Через пень-колоду
Шрифт:
«Крестьянка д. Н. Наталья Яковлева жалуется на крестьянина той же деревни о нанесении ей побоев, причем Наталью от Никиты отнял даже Петр Михайлов, а почему взойдите…»
«Крестьянка Матрена Сидорова жалуется на мужа своего о нанесении ей увечий и побоев, на что ответчик показал, что он побоев ей не наносил, а как она непослушна, то соглашается, чтоб она отошла от него прочь, на что и Сидорова согласилась».
«Крестьянская девица Ольга Федорова просит на крестьянина Михаилу Иванова, что
«Крестьянка Татьяна Терентьева просит на крестьянина Василья Яковлева о нарушении первого числа октября на Покров чести дочери ее Настасьи, которая в настоящее время находится беременною, и обещался взять в замужество, и на сию любовную связь имеется у нее письмо Василия, на что Василий показал, что за связь с Натальей им уплачено ей три рубля серебром, но в замужество он не обещался, а письма им писаны собственно в насмешку».
«Крестьянка д. Тушино просит поступить с мужем ее по закону о нанесении побоев, а также и о том, что ей не дают жить в людях, а потому и просит сделать распоряжение — ежели пожелает муж жить, то без свекрови, а ежели не пожелает, то она жить с ним не согласна».
«Жена крестьянина Марья принесла жалобу на мужа своего Андреяна в нанесении побоев и похваляется отомстить мне и пусть выдаст мне паспорт, на что муж ее показал, что побоев он не наносил, а что вышла жена его на улицу для свиданья и переговоров с крестьянином, служащим на железной дороге, с которым имеет грех, и когда я стал звать домой, то они скрылись, и на другой уж день она принесла жалобу о побоях, на что крестьянка Марья объяснила, что к мужу она не пойдет и чтобы дал паспорт».
«Крестьянин Семен просит на родного брата своего Никиту о недаче ему навозу, и чтобы Никита не делал ему побоев, на что Никита показал, что брата своего он не намерен бить, а нечаянно махнул возжами и попал Семену по губам, а Семен начал бить его палкою… Свидетели показали, что между ними идет обоюдная драка уж пятый раз, а четвертого июля они ходили друг на друга с вилами».
И так далее, до бесконечности: все зашаталось, все рвется из тисков, из нескладных условий, требует своего;все это, задохнувшееся в деспотизме свекрови, отца, мужа, жены, брата, рвется на свободу, не хочет покоряться и, вырвавшись, усиливает сумятицу то кабацким бесчинством, то кражей с голодухи, то кражей для смеха, то дерзостью для смеха и для собственного удовольствия, и надо всем этим столпотворением в ужасе стоят мочальные фигуры начальников, не ведающих никаких средствий, кроме палки, вопиющих о развращении нравов, вопиющих о том, что страха нет, страха, страха…
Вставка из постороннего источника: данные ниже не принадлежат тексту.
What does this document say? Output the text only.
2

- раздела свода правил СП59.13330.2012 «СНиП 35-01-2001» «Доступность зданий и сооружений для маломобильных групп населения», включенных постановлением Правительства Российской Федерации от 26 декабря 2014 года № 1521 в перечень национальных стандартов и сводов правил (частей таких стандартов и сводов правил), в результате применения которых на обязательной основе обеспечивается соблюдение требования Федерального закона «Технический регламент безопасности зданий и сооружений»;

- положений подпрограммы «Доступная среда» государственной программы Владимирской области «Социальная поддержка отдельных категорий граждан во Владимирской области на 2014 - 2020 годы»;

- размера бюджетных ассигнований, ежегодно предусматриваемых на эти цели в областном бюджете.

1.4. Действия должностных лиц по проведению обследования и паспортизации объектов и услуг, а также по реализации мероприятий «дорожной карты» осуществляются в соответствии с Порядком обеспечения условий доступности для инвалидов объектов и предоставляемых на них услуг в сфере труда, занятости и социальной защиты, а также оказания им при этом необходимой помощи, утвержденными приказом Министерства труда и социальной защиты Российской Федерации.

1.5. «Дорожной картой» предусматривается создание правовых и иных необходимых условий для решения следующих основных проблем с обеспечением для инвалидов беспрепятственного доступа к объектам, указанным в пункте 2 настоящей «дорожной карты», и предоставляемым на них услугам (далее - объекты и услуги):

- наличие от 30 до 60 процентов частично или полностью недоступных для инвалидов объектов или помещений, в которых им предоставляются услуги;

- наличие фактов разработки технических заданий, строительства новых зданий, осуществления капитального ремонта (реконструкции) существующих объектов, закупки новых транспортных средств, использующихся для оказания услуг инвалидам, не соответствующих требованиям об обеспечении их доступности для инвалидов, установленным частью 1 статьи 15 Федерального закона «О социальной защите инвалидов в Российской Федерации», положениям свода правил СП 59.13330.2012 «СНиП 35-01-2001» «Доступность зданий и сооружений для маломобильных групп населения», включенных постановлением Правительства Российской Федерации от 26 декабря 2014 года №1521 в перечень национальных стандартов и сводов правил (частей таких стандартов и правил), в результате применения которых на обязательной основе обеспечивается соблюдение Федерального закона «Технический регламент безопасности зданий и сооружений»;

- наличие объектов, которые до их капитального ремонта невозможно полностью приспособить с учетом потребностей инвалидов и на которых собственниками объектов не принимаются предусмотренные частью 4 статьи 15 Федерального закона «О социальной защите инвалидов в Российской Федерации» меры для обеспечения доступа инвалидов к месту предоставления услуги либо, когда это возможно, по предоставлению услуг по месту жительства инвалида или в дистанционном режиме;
Нет! Страх давно уже не спасение в настоятельных общечеловеческих нуждах деревни, и старики,как специалисты по этой только части, как люди, не умеющие проповедывать ничего иного — будь это кстати и не кстати — кое-как еще терпятся новыми поколениями деревни, но уже не пользуются уважением. Хороший теперешний мужик, видевший школу, нередко куда лучше и разумнее любого старика даже в хозяйственных делах, и немудрено: он уже отведал «воли».
Теперь на волостном суде бывают иногда такие сцены:
— Господа судьи, — жалуется упрямый, нескладный и зараженный страхом и деспотизмом отец, человек несомненно уж прошлых времен, — прошу наказать моего Мишку. Способов мне нет, старику, жить с ним… Не слухает меня, мошенник, ни в едином слове… Пущай идет вон из моего дома и с жененкой своей…
— Что ж? — говорит сын. — Я уйду, да ведь ты помрешь с голоду… Кто тебя будет кормить-то? Ведь ты это зря ворчишь… Скучно тебе, потому что я тебе всякий покой дома делаю… Чего тебе надо? Я тебе отвел целую половину, а ты все ворчишь; печку тебе поставил, кофей пьешь, когда угодно. Чего тебе? Ну я уйду, ну что ты будешь делать?
— Не смей мне прекословить… Страху никакого нет, набалованы… непочетчики…
— Это вы, старики, точно что набалованы… Как была ямская гоньба, так вы никакого крестьянства не знали, только в трактире чай пили… А я, твой сын, сам с малолетства начал крестьянством заниматься, со слезми… Ты мне косы не дал, серпа в доме не было… Я — крестьянин и тружусь, работаю, и ты мне не указчик, потому — ты ничего не понимаешь; тебе бы только мудрить да пьянствовать, а смыслу в тебе нет нисколько…
— Вот извольте, господа судьи, слышать… Пущай идет из дому вон.
— Что с ним разговаривать, с глупым! Он и сам-то не понимает, что у него язык болтает… Я даже сам могу его выгнать, только жалею… Ты живи-ка да бога благодари, а не мудруй!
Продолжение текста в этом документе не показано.